Yes, I know we should be moving to Orquesta, but until GA, I am stuck with mistral workflows.
We have a large, complex mistral workflow that calls other workflows, about 15 tasks total. We are connecting to network devices and we query large data sets with graphql and connect to routers with netmiko and napalm and issue queries. We write results to elasticsearch.
Inside the main workflow we gather the list of devices, then loop through the large set of routers (several dozen to 1000) and then execute the subworkflow for each of the routers, which does the aforementioned query and write to elastic.
We get buried after about 50 devices and things lock up pretty hard. We implemented a policy to throttle the behavior and that is working better. I am wondering if our expectations are in line with reality. We have a very large national network with 100K devices, so it takes about 10-15 mins to do 100 devices, i would like to do many more in parallel.
We are running in K8s at the moment, but load testing a single node to duplicate various errors we are seeing.

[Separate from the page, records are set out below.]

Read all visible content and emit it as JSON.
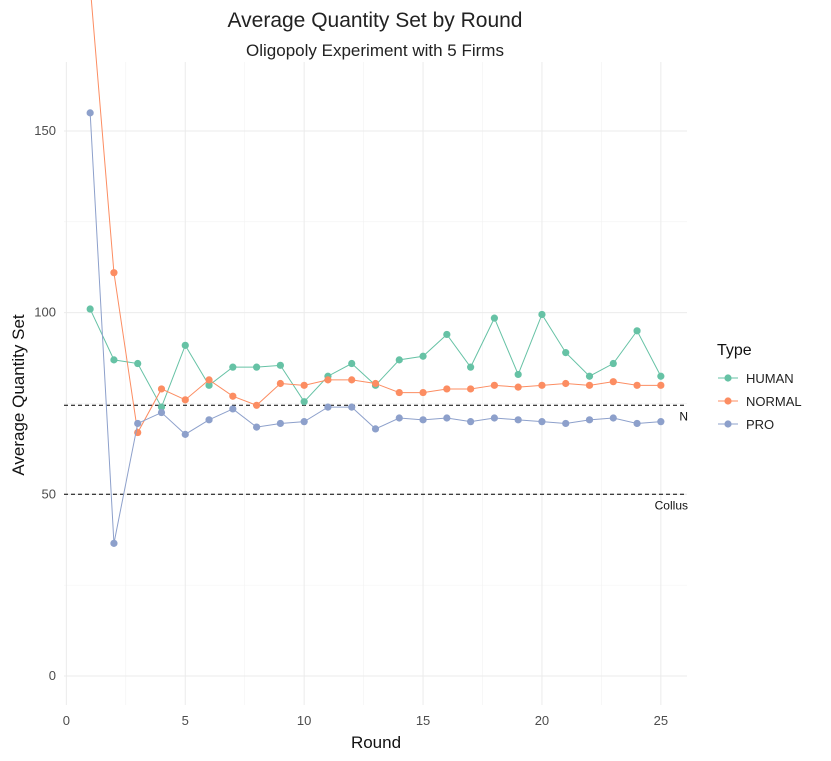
{
  "chart_data": {
    "type": "line",
    "title": "Average Quantity Set by Round",
    "subtitle": "Oligopoly Experiment with 5 Firms",
    "xlabel": "Round",
    "ylabel": "Average Quantity Set",
    "xlim": [
      -0.1,
      26.1
    ],
    "ylim": [
      -8,
      169
    ],
    "x_ticks": [
      0,
      5,
      10,
      15,
      20,
      25
    ],
    "y_ticks": [
      0,
      50,
      100,
      150
    ],
    "grid": true,
    "legend": {
      "title": "Type",
      "position": "right"
    },
    "x": [
      1,
      2,
      3,
      4,
      5,
      6,
      7,
      8,
      9,
      10,
      11,
      12,
      13,
      14,
      15,
      16,
      17,
      18,
      19,
      20,
      21,
      22,
      23,
      24,
      25
    ],
    "series": [
      {
        "name": "HUMAN",
        "color": "#66c2a5",
        "values": [
          101,
          87,
          86,
          74,
          91,
          80,
          85,
          85,
          85.5,
          75.5,
          82.5,
          86,
          80,
          87,
          88,
          94,
          85,
          98.5,
          83,
          99.5,
          89,
          82.5,
          86,
          95,
          82.5
        ]
      },
      {
        "name": "NORMAL",
        "color": "#fc8d62",
        "values": [
          190,
          111,
          67,
          79,
          76,
          81.5,
          77,
          74.5,
          80.5,
          80,
          81.5,
          81.5,
          80.5,
          78,
          78,
          79,
          79,
          80,
          79.5,
          80,
          80.5,
          80,
          81,
          80,
          80
        ]
      },
      {
        "name": "PRO",
        "color": "#8da0cb",
        "values": [
          155,
          36.5,
          69.5,
          72.5,
          66.5,
          70.5,
          73.5,
          68.5,
          69.5,
          70,
          74,
          74,
          68,
          71,
          70.5,
          71,
          70,
          71,
          70.5,
          70,
          69.5,
          70.5,
          71,
          69.5,
          70
        ]
      }
    ],
    "reference_lines": [
      {
        "y": 74.5,
        "label": "N"
      },
      {
        "y": 50,
        "label": "Collus"
      }
    ]
  }
}
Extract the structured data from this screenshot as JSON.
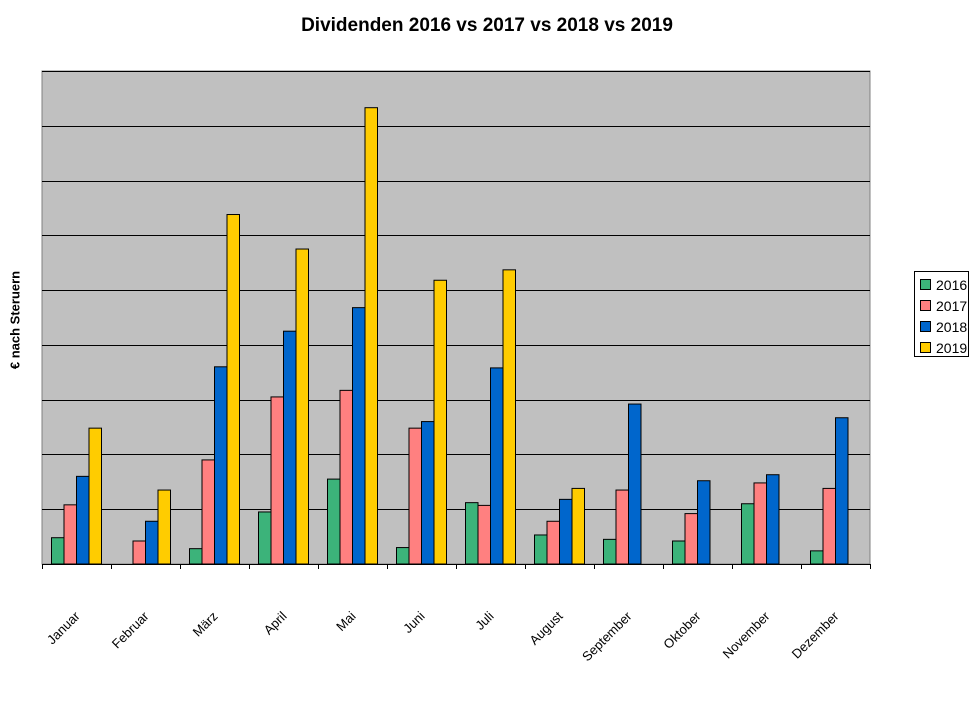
{
  "chart_data": {
    "type": "bar",
    "title": "Dividenden 2016 vs 2017 vs 2018 vs 2019",
    "xlabel": "",
    "ylabel": "€ nach Steruern",
    "ylim": [
      0,
      9
    ],
    "grid": true,
    "legend_position": "right",
    "categories": [
      "Januar",
      "Februar",
      "März",
      "April",
      "Mai",
      "Juni",
      "Juli",
      "August",
      "September",
      "Oktober",
      "November",
      "Dezember"
    ],
    "series": [
      {
        "name": "2016",
        "color": "#3cb37a",
        "values": [
          0.48,
          0,
          0.28,
          0.95,
          1.55,
          0.3,
          1.12,
          0.53,
          0.45,
          0.42,
          1.1,
          0.24
        ]
      },
      {
        "name": "2017",
        "color": "#ff8080",
        "values": [
          1.08,
          0.42,
          1.9,
          3.05,
          3.17,
          2.48,
          1.07,
          0.78,
          1.35,
          0.92,
          1.48,
          1.38
        ]
      },
      {
        "name": "2018",
        "color": "#0066cc",
        "values": [
          1.6,
          0.78,
          3.6,
          4.25,
          4.68,
          2.6,
          3.58,
          1.18,
          2.92,
          1.52,
          1.63,
          2.67
        ]
      },
      {
        "name": "2019",
        "color": "#ffcc00",
        "values": [
          2.48,
          1.35,
          6.38,
          5.75,
          8.33,
          5.18,
          5.37,
          1.38,
          null,
          null,
          null,
          null
        ]
      }
    ]
  }
}
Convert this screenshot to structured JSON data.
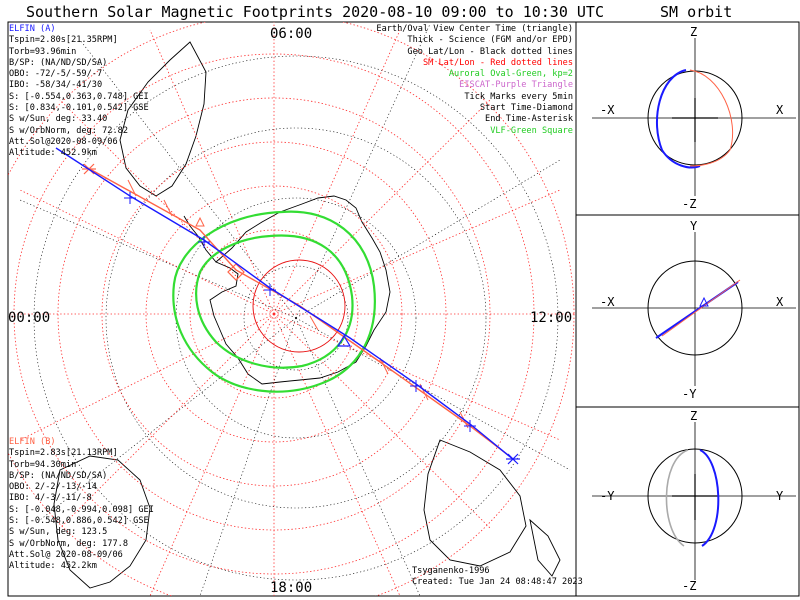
{
  "title": "Southern Solar Magnetic Footprints 2020-08-10 09:00 to 10:30 UTC",
  "orbit_title": "SM orbit",
  "elfin_a": {
    "color": "#1a1aff",
    "lines": [
      "ELFIN (A)",
      "Tspin=2.80s[21.35RPM]",
      "Torb=93.96min",
      "B/SP: (NA/ND/SD/SA)",
      "OBO: -72/-5/-59/-7",
      "IBO: -58/34/-41/30",
      "S: [-0.554,0.363,0.748] GEI",
      "S: [0.834,-0.101,0.542] GSE",
      "S w/Sun, deg: 33.40",
      "S w/OrbNorm, deg: 72.82",
      "Att.Sol@2020-08-09/06",
      "Altitude: 452.9km"
    ]
  },
  "elfin_b": {
    "color": "#ff6347",
    "lines": [
      "ELFIN (B)",
      "Tspin=2.83s[21.13RPM]",
      "Torb=94.30min",
      "B/SP: (NA/ND/SD/SA)",
      "OBO: 2/-2/-13/-14",
      "IBO: 4/-3/-11/-8",
      "S: [-0.048,-0.994,0.098] GEI",
      "S: [-0.548,0.886,0.542] GSE",
      "S w/Sun, deg: 123.5",
      "S w/OrbNorm, deg: 177.8",
      "Att.Sol@ 2020-08-09/06",
      "Altitude: 452.2km"
    ]
  },
  "legend": [
    {
      "text": "Earth/Oval View Center Time (triangle)",
      "color": "#000000"
    },
    {
      "text": "Thick - Science (FGM and/or EPD)",
      "color": "#000000"
    },
    {
      "text": "Geo Lat/Lon - Black dotted lines",
      "color": "#000000"
    },
    {
      "text": "SM Lat/Lon - Red dotted lines",
      "color": "#ff0000"
    },
    {
      "text": "Auroral Oval-Green, kp=2",
      "color": "#22cc22"
    },
    {
      "text": "EISCAT-Purple Triangle",
      "color": "#cc66cc"
    },
    {
      "text": "Tick Marks every 5min",
      "color": "#000000"
    },
    {
      "text": "Start Time-Diamond",
      "color": "#000000"
    },
    {
      "text": "End Time-Asterisk",
      "color": "#000000"
    },
    {
      "text": "VLF-Green Square",
      "color": "#22cc22"
    }
  ],
  "mlt_labels": {
    "top": "06:00",
    "left": "00:00",
    "right": "12:00",
    "bottom": "18:00"
  },
  "credits": [
    "Tsyganenko-1996",
    "Created: Tue Jan 24 08:48:47 2023"
  ],
  "orbit_panels": [
    {
      "v_top": "Z",
      "v_bottom": "-Z",
      "h_left": "-X",
      "h_right": "X"
    },
    {
      "v_top": "Y",
      "v_bottom": "-Y",
      "h_left": "-X",
      "h_right": "X"
    },
    {
      "v_top": "Z",
      "v_bottom": "-Z",
      "h_left": "-Y",
      "h_right": "Y"
    }
  ],
  "chart_data": {
    "type": "polar footprint map",
    "projection": "southern hemisphere, SM magnetic local time",
    "grid": true,
    "series": [
      {
        "name": "ELFIN (A)",
        "color": "#1a1aff",
        "tick_interval_min": 5
      },
      {
        "name": "ELFIN (B)",
        "color": "#ff6347",
        "tick_interval_min": 5
      }
    ],
    "auroral_oval": {
      "kp": 2,
      "color": "#22cc22"
    }
  }
}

Wondering how to scale our mistral a bit more in our production. We are seeing the mistral server process eat up the CPU . When i look at the process i see:
/opt/stackstorm/mistral/bin/python /opt/stackstorm/mistral/bin/gunicorn --log-file /var/log/mistral/mistral-api.log -b 127.0.0.1:8989 -w 2 mistral.api.wsgi --graceful-timeout 10
It appears i can start more workers/threads for gunicorn…anyway any suggestions for performance optimization would be appreciated. I have turned down logs at this point to ERROR, and done various and sundry other things. Beside the policy, not much is making any difference.